In a decisive move to ensure the stability and reliability of digital banking services, the Monetary Authority of Singapore (MAS) has enforced a six-month moratorium on non-essential IT modifications for DBS Bank Ltd. Furthermore, the bank is prohibited from pursuing new business expansions and downsizing its existing branch and ATM operations in Singapore during this period. This decision was made in the wake of persistent service disruptions experienced by DBS Bank this year.
Earlier in April, MAS instructed DBS Bank to commission an impartial third-party assessment of its digital banking support structures. The evaluation highlighted several areas of concern, including System durability, Incident resolution, Change administration and Tech risk governance and supervision.
In response, DBS Bank has devised a phased technology resilience strategy to rectify these issues, enhance its digital service robustness, and ensure preparedness for future digital banking demands. Notably, modifications to its system design will require an extended execution period.
Upon scrutinizing DBS Bank’s corrective action plan, MAS expressed contentment regarding its comprehensiveness and the proactive steps slated to enhance system robustness. The bank’s senior management will be held accountable for any past shortcomings, and the board will amplify its governance model to monitor the roadmap’s execution.

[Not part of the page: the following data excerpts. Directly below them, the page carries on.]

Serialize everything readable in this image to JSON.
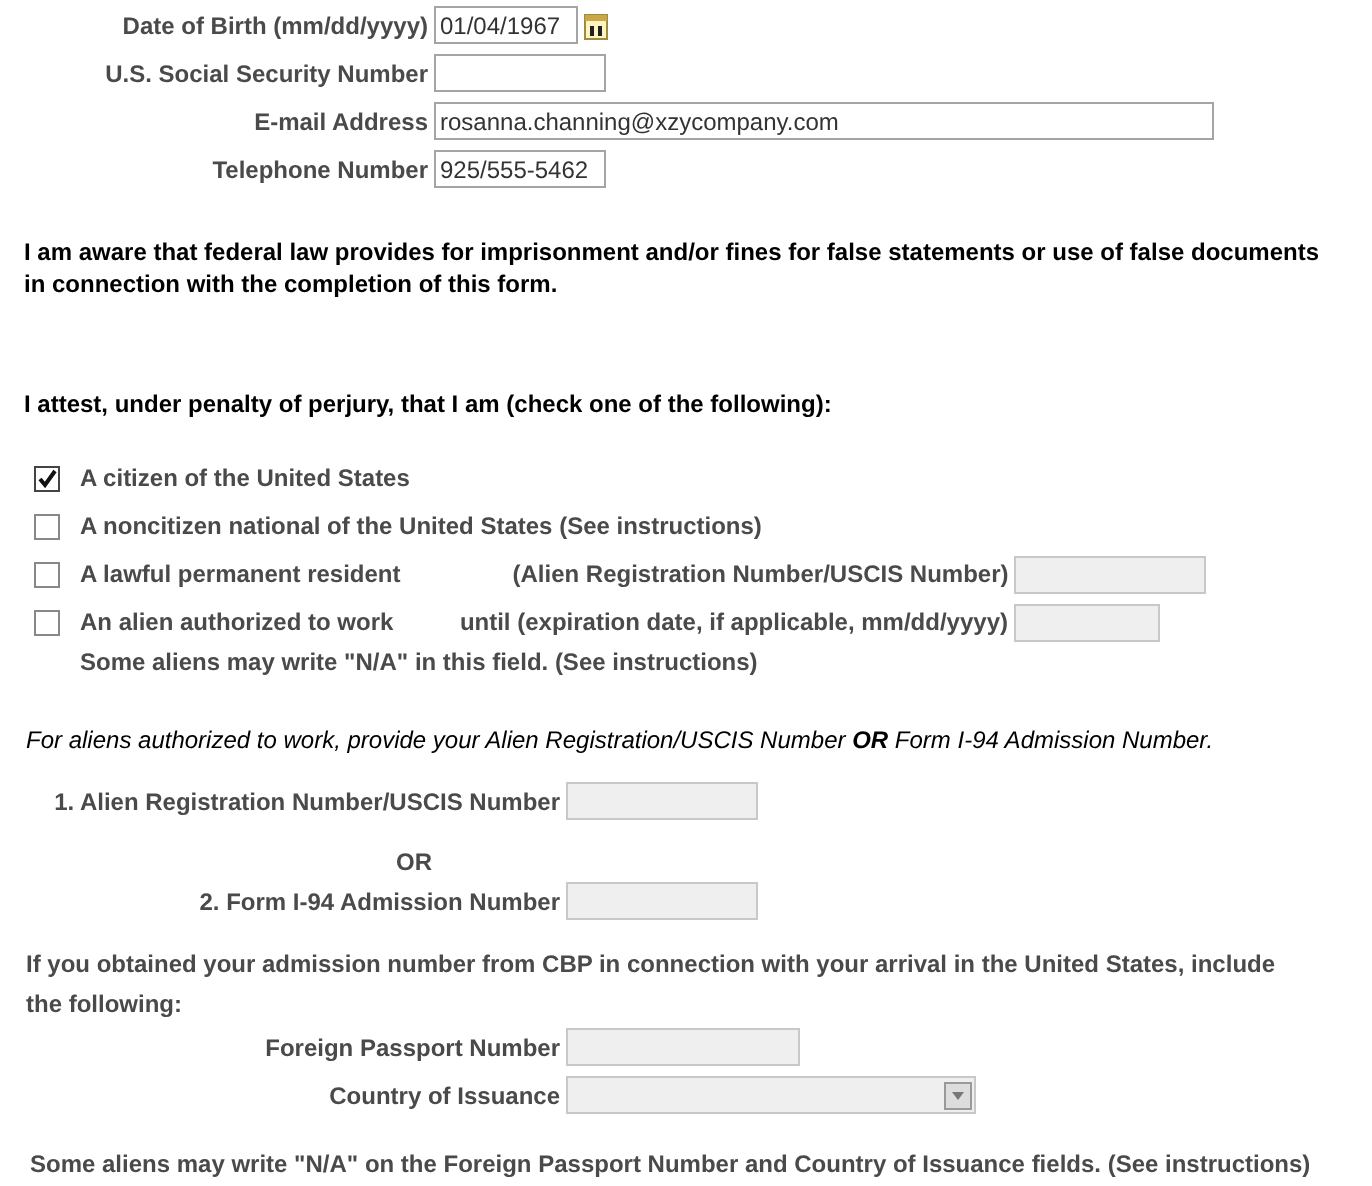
{
  "personal_fields": [
    {
      "label": "Date of Birth (mm/dd/yyyy)",
      "value": "01/04/1967",
      "kind": "date"
    },
    {
      "label": "U.S. Social Security Number",
      "kind": "short"
    },
    {
      "label": "E-mail Address",
      "value": "rosanna.channing@xzycompany.com",
      "kind": "long"
    },
    {
      "label": "Telephone Number",
      "value": "925/555-5462",
      "kind": "short"
    }
  ],
  "warning": "I am aware that federal law provides for imprisonment and/or fines for false statements or use of false documents in connection with the completion of this form.",
  "attest_prompt": "I attest, under penalty of perjury, that I am (check one of the following):",
  "status_options": [
    {
      "label": "A citizen of the United States",
      "checked": true
    },
    {
      "label": "A noncitizen national of the United States (See instructions)",
      "checked": false
    },
    {
      "label": "A lawful permanent resident",
      "checked": false,
      "field_label": "(Alien Registration Number/USCIS Number)",
      "field_disabled": true,
      "kind": "number_field"
    },
    {
      "label": "An alien authorized to work",
      "checked": false,
      "field_label": "until (expiration date, if applicable, mm/dd/yyyy)",
      "field_disabled": true,
      "kind": "date_field",
      "note": "Some aliens may write \"N/A\" in this field. (See instructions)"
    }
  ],
  "alien_instructions": "For aliens authorized to work, provide your Alien Registration/USCIS Number **OR** Form I-94 Admission Number.",
  "alien_fields": [
    {
      "label": "1. Alien Registration Number/USCIS Number",
      "disabled": true
    },
    {
      "label": "OR",
      "kind": "separator"
    },
    {
      "label": "2. Form I-94 Admission Number",
      "disabled": true
    }
  ],
  "cbp_text": "If you obtained your admission number from CBP in connection with your arrival in the United States, include the following:",
  "cbp_fields": [
    {
      "label": "Foreign Passport Number",
      "kind": "text",
      "disabled": true
    },
    {
      "label": "Country of Issuance",
      "kind": "select",
      "disabled": true
    }
  ],
  "final_note": "Some aliens may write \"N/A\" on the Foreign Passport Number and Country of Issuance fields. (See instructions)"
}
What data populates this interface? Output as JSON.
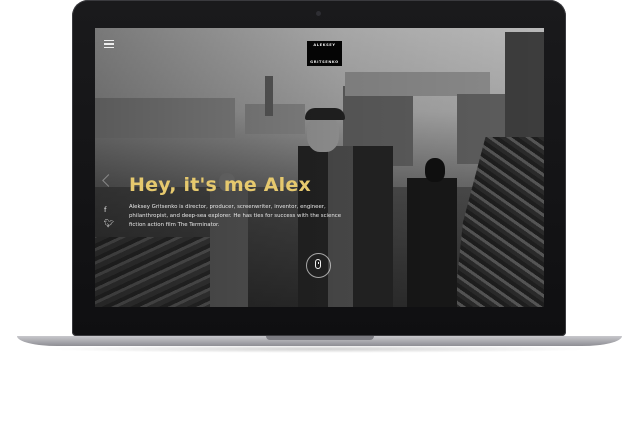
{
  "site": {
    "logo_line1": "ALEKSEY",
    "logo_line2": "GRITSENKO",
    "headline": "Hey, it's me Alex",
    "bio": "Aleksey Gritsenko is director, producer, screenwriter, inventor, engineer, philanthropist, and deep-sea explorer. He has ties for success with the science fiction action film The Terminator."
  },
  "icons": {
    "menu": "hamburger-menu-icon",
    "prev": "chevron-left-icon",
    "facebook": "facebook-icon",
    "twitter": "twitter-icon",
    "scroll": "mouse-scroll-icon"
  },
  "colors": {
    "headline": "#e6c96e",
    "logo_bg": "#050505",
    "laptop_frame": "#151517"
  }
}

For the next six months, MAS mandates that DBS Bank halts all IT system alterations, barring those related to security, regulatory adherence, and risk management. This step is pivotal to ensure the bank dedicates substantial resources to fortifying its tech risk management frameworks. During this interval, MAS will also withhold approval for any of DBS Bank’s new business proposals.
To safeguard customers and provide alternative transaction methods in case of future digital service hiccups, MAS has also directed the bank to maintain its current branch and ATM dimensions until DBS’s recovery plan shows satisfactory advancement.
MAS plans to evaluate DBS Bank’s remediation endeavors after six months. Depending on the progress, MAS may consider extending or adjusting the imposed measures. Presently, MAS has retained a 1.8x multiplier on DBS Bank’s risk-weighted assets for operational risk, instated post the incidents of March and May 2023.
It is projected to take DBS Bank approximately two years to implement all the structural modifications for bolstering its digital banking service resilience. Despite these efforts, the possibility of sporadic disruptions remains. During such occurrences, MAS anticipates swift service recovery from DBS Bank, accompanied by clear and prompt customer communication.
Ms Ho Hern Shin, MAS’s Deputy Managing Director (Financial Supervision), remarked, “DBS needs to promptly implement measures to assure consistent service while concurrently fortifying its operational fortitude. This six-month hiatus provides the bank with the requisite window to uphold and reinforce customer confidence.”